ActualitésContentieuxInjonctionRéféré-suspensionVeille juridique

Caractérisation de l’urgence en référé-suspension fondée sur de simples éventualités (non)

Conseil d’État, 4ème – 1ère chambres réunies, 06/05/2025, 496890, B (décision mentionnée aux tables du recueil Lebon)

Le recteur de l’académie de Paris a refusé, par une décision du 25 juin 2024, d’affecter la fille des requérants dans les lycées Charlemagnes ou Henri-IV. Les requérants ont alors demandé au juge des référés du tribunal administratif de Paris, sur le fondement de l’article L. 521-1 du Code de justice administrative, d’une part, de suspendre l’exécution de ladite décision du recteur et, d’autre part, d’enjoindre à ce dernier d’examiner à nouveau leur demande tendant à l’affectation de leur fille dans un des lycées cités et, s’il y a lieu, de l’admettre, au moins provisoirement, au lycée Charlemagne.

Le tribunal administratif a fait droit à la demande des requérants et en exécution de l’ordonnance le recteur de l’académie de Paris a affecté leur fille dans le lycée Charlemagne. Le ministre de l’éducation nationale et de la jeunesse a contesté cette ordonnance en formant un pourvoi en cassation.

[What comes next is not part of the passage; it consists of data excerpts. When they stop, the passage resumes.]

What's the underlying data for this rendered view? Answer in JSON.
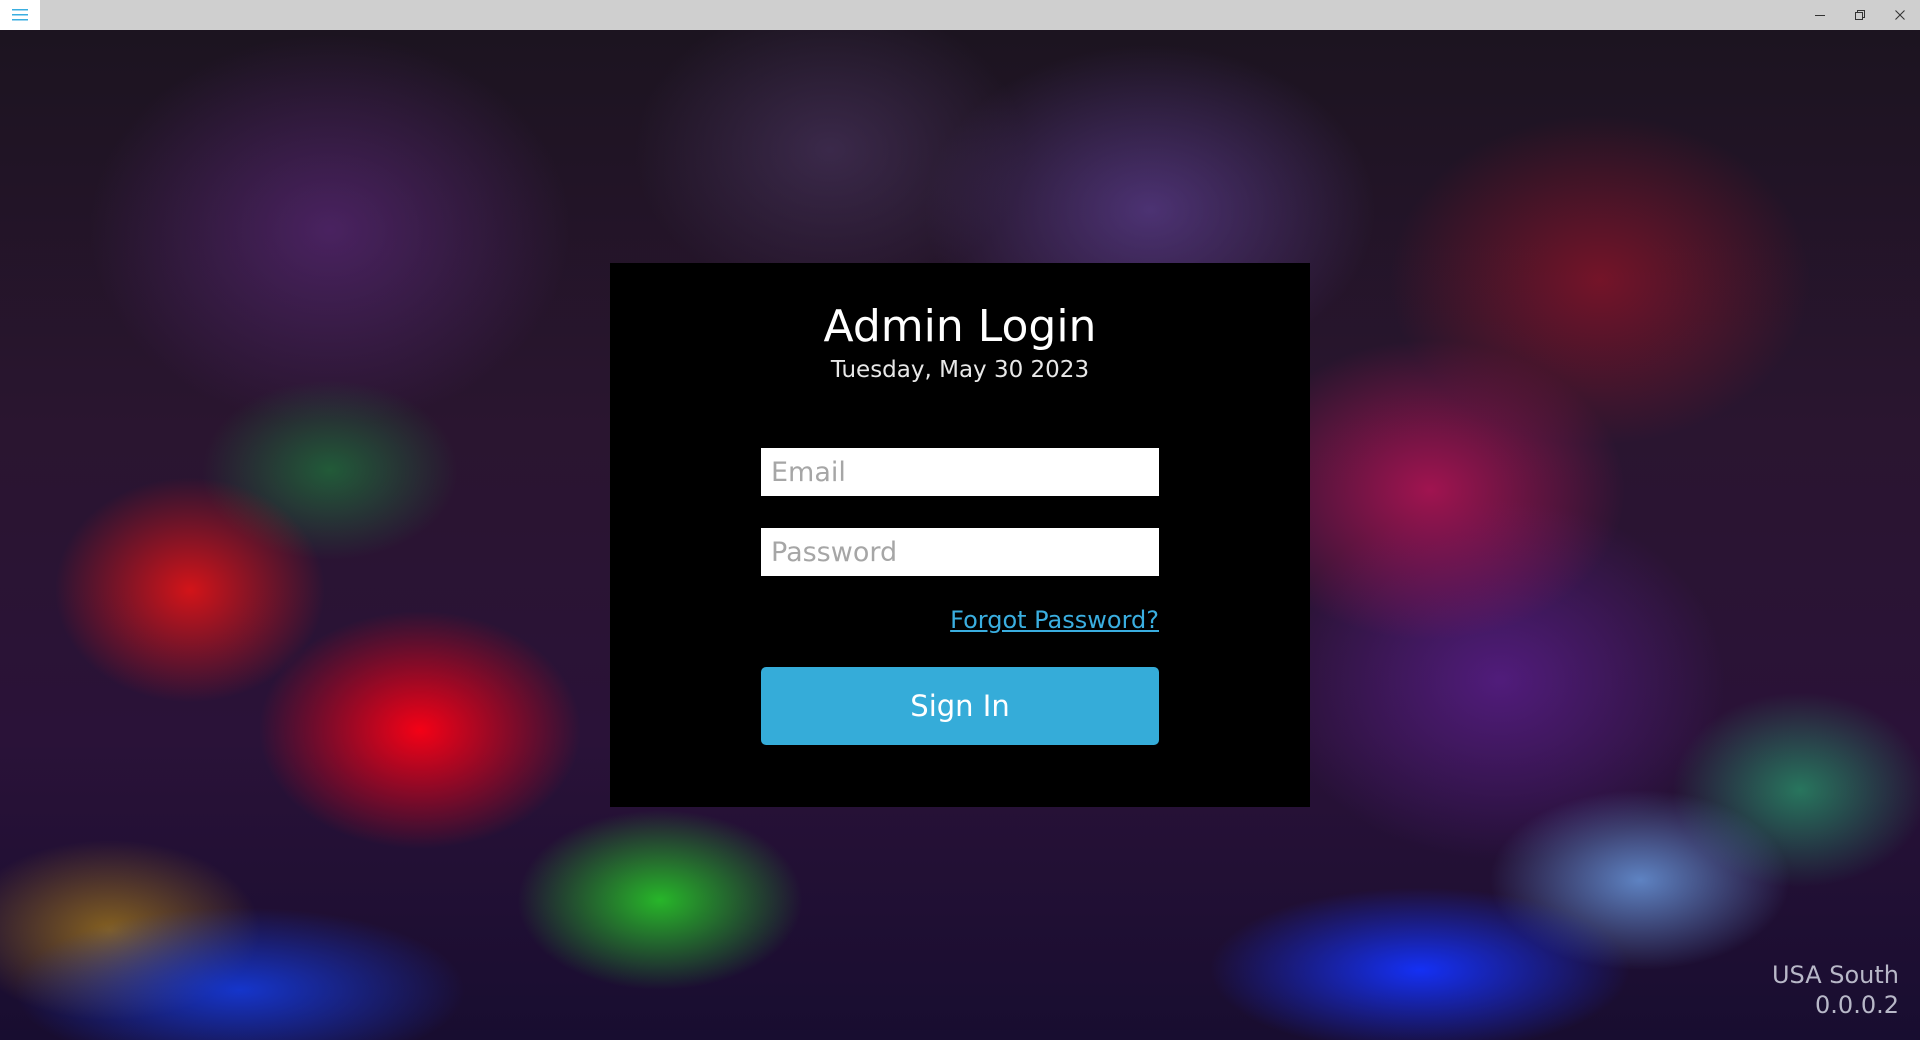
{
  "titlebar": {
    "menu_icon": "hamburger-menu-icon",
    "minimize_icon": "minimize-icon",
    "restore_icon": "restore-icon",
    "close_icon": "close-icon"
  },
  "login": {
    "title": "Admin Login",
    "date": "Tuesday, May 30 2023",
    "email_placeholder": "Email",
    "email_value": "",
    "password_placeholder": "Password",
    "password_value": "",
    "forgot_label": "Forgot Password?",
    "signin_label": "Sign In"
  },
  "footer": {
    "region": "USA South",
    "version": "0.0.0.2"
  },
  "colors": {
    "accent": "#35acd9",
    "link": "#3aaee0",
    "panel": "#000000",
    "titlebar": "#cfcfcf"
  }
}
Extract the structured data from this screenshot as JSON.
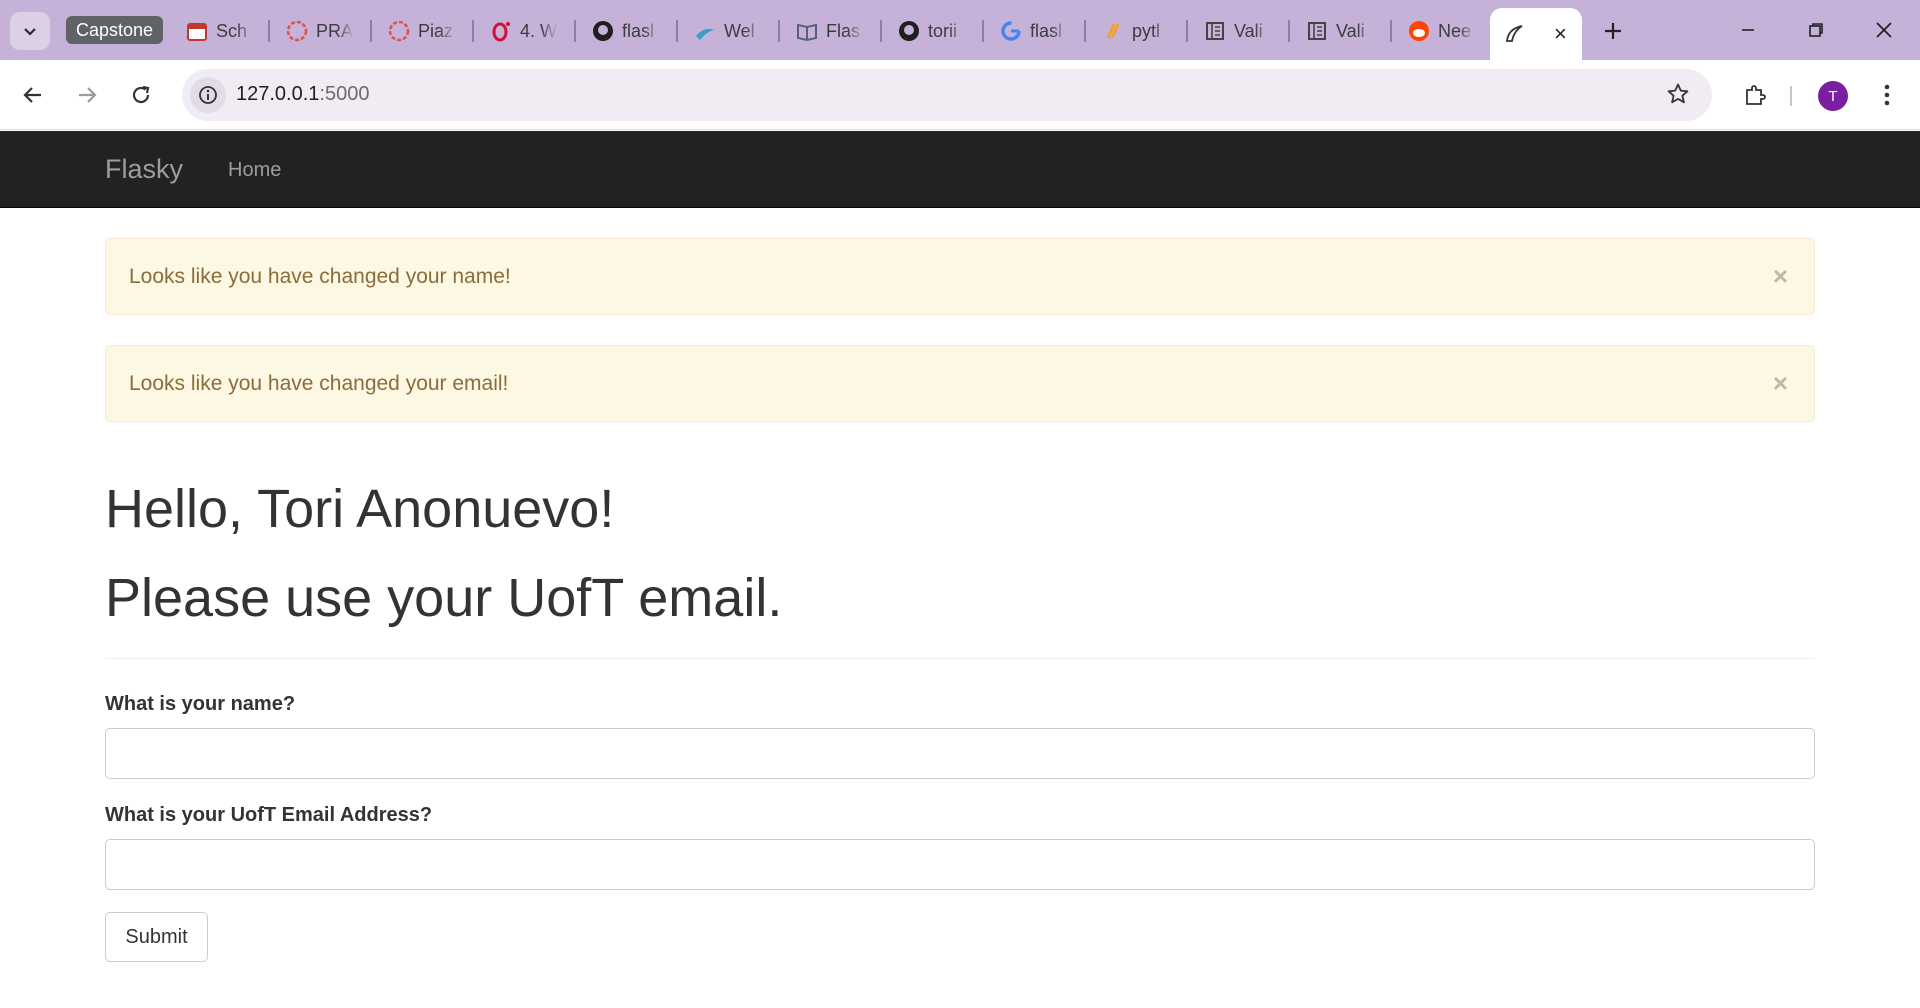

Le Conseil d’État a annulé ladite ordonnance et a rejeté les demandes des requérants au motif que les éléments apportés par ces derniers ne justifiaient pas de l’urgence à suspendre l’affectation de leur fille dans un autre lycée que ceux souhaités.

Cette décision permet de revenir sur la condition d’appréciation de l’urgence en matière de référé-suspension. En effet, le juge administratif regarde comme remplie la condition d’urgence dès lors que « (…) la décision administrative contestée préjudicie de manière suffisamment grave et immédiate à un intérêt public, à la situation du requérant ou aux intérêts qu’il entend défendre (…) » et apprécie cette dernière « (…) concrètement, compte tenu des justifications fournies par le requérant (…) » (CE, 19 janvier 2001, Confédération nationale des radios libres).

Ainsi, le juge du référé-suspension, qui ne peut prononcer que des mesures provisoires, vérifie si les conditions cumulatives de gravité et d’immédiateté sont réunies, à défaut l’urgence ne peut être caractérisée.

Tel a été le cas en l’espèce. Le Conseil d’État retient que les arguments des requérants portant notamment sur la perte de chance de leur fille d’être admise à terme dans une classe préparatoire aux grandes écoles, sur la difficulté de réaliser ledit projet ou encore sur le caractère très préjudiciable d’un changement d’établissement à raison d’une éventuelle annulation pour excès de pouvoir, ne permettent pas de justifier de l’urgence à suspendre la décision initiale du recteur.

En ce sens, il estime que :

« Ces éléments constituent des circonstances reposant sur de simples éventualités et n’emportent pas d’atteinte suffisamment immédiate à la situation des requérants et de leur fille. »

Par cette décision, le juge administratif pose le curseur de l’appréciation de l’urgence en matière de parcours scolaire. La décision d’affectation d’une élève dans un lycée qui ne possède pas une classe préparatoire aux grandes écoles alors que son projet d’enseignement supérieur est d’intégrer une classe préparatoire dont la sélection se fait par « Parcoursup » au regard du lycée fréquenté, n’est pas de nature à porter préjudice de manière suffisamment immédiate à cette dernière.

Déconnexion de la réalité ou pragmatisme exacerbé ? Le juge du référé-suspension reste un juge de l’urgence.